Sparse-View Image Reconstruction in Cone-Beam Computed Tomography with Variance-Reduced Stochastic Gradient Descent and Locally-Adaptive Proximal Operation

There is a growing interest in image reconstruction from a small number of projections for computed tomography. Most of the available algorithms require a large number of iterations to reconstruct a high-quality image and they include parameters that need careful tuning. In this paper, we present a new algorithm that aims at reducing these problems. We formulate the reconstruction as an unconstrained optimization problem that consists of a measurement consistency term and a total variation regularization. The algorithm that we propose is based on the class of proximal gradient methods. Since the basic proximal gradient method is slow, we propose three modifications to improve its convergence speed. First, instead of proximal gradient iterations, we use a variance-reduced stochastic proximal gradient descent updates. Second, we apply the proximal operator with a locally adaptive regularization parameter; specifically, we partition the image into small blocks and denoise each block with a regularization parameter that depends on the probability of the presence of important image features in that block.
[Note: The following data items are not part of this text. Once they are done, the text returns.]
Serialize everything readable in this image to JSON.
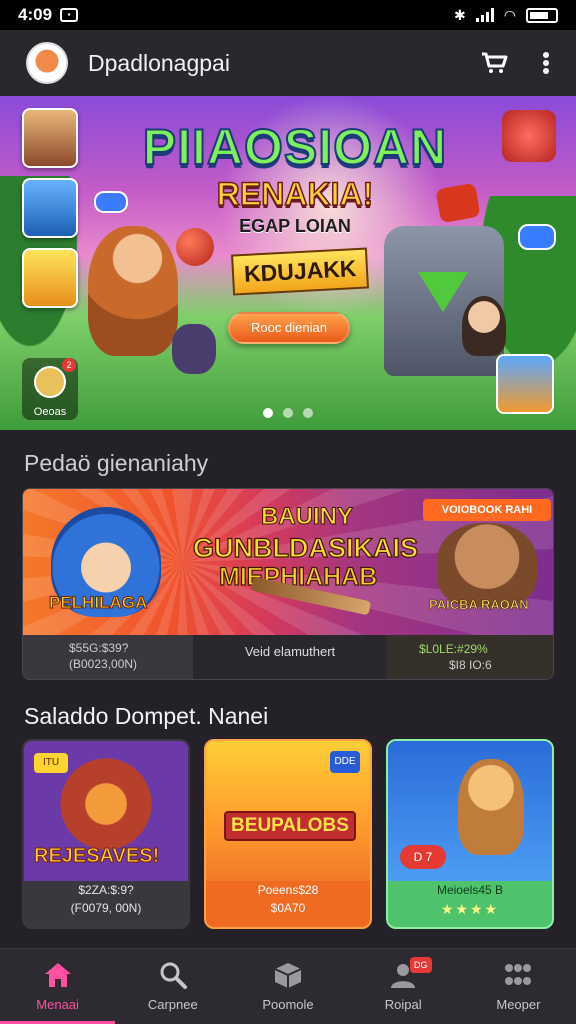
{
  "status": {
    "time": "4:09"
  },
  "app": {
    "title": "Dpadlonagpai"
  },
  "hero": {
    "title": "PIIAOSIOAN",
    "subtitle": "RENAKIA!",
    "small": "EGAP LOIAN",
    "badge": "KDUJAKK",
    "cta": "Rooc dienian",
    "corner_label": "Oeoas",
    "corner_badge": "2",
    "slides": 3,
    "active_slide": 1
  },
  "sections": {
    "featured_title": "Pedaö gienaniahy",
    "selected_title": "Saladdo Dompet. Nanei"
  },
  "promo": {
    "title1": "BAUINY",
    "title2": "GUNBLDASIKAIS",
    "title3": "MIEPHIAHAB",
    "char_label": "PELHILAGA",
    "tag": "VOIOBOOK RAHI",
    "monster_label": "PAICBA RAOAN",
    "footer_left_1": "$55G:$39?",
    "footer_left_2": "(B0023,00N)",
    "footer_mid": "Veid elamuthert",
    "footer_right_1": "$L0LE:#29%",
    "footer_right_2": "$I8 IO:6"
  },
  "cards": [
    {
      "title": "REJESAVES!",
      "tag": "ITU",
      "cap1": "$2ZA:$:9?",
      "cap2": "(F0079, 00N)"
    },
    {
      "title": "BEUPALOBS",
      "badge": "DDE",
      "cap1": "Poeens$28",
      "cap2": "$0A70"
    },
    {
      "pill": "D 7",
      "cap1": "Meioels45 B",
      "cap2": "★★★★"
    }
  ],
  "nav": [
    {
      "label": "Menaai",
      "icon": "home-icon"
    },
    {
      "label": "Carpnee",
      "icon": "search-icon"
    },
    {
      "label": "Poomole",
      "icon": "box-icon"
    },
    {
      "label": "Roipal",
      "icon": "people-icon",
      "badge": "DG"
    },
    {
      "label": "Meoper",
      "icon": "grid-icon"
    }
  ],
  "colors": {
    "accent": "#ff4fa3"
  }
}
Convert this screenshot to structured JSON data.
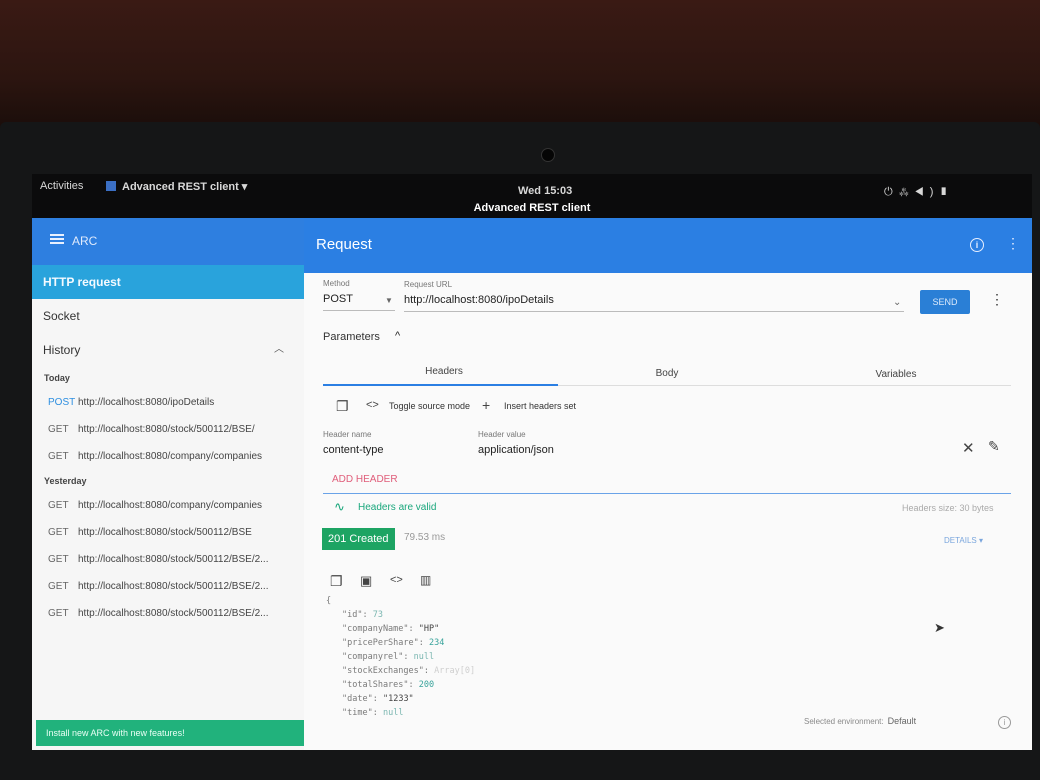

Thirdly, at each iteration of the algorithm, we minimize the objective function over the subspace spanned by the current proximal gradient update and several previous update directions. The step size in the stochastic proximal gradient descent can be set equal to one and we suggest an easy method to find a small range that contains the acceptable values for the regularization parameter. Our experiments show that the proposed algorithm can recover a high-quality image from undersampled projections in a small number of iterations.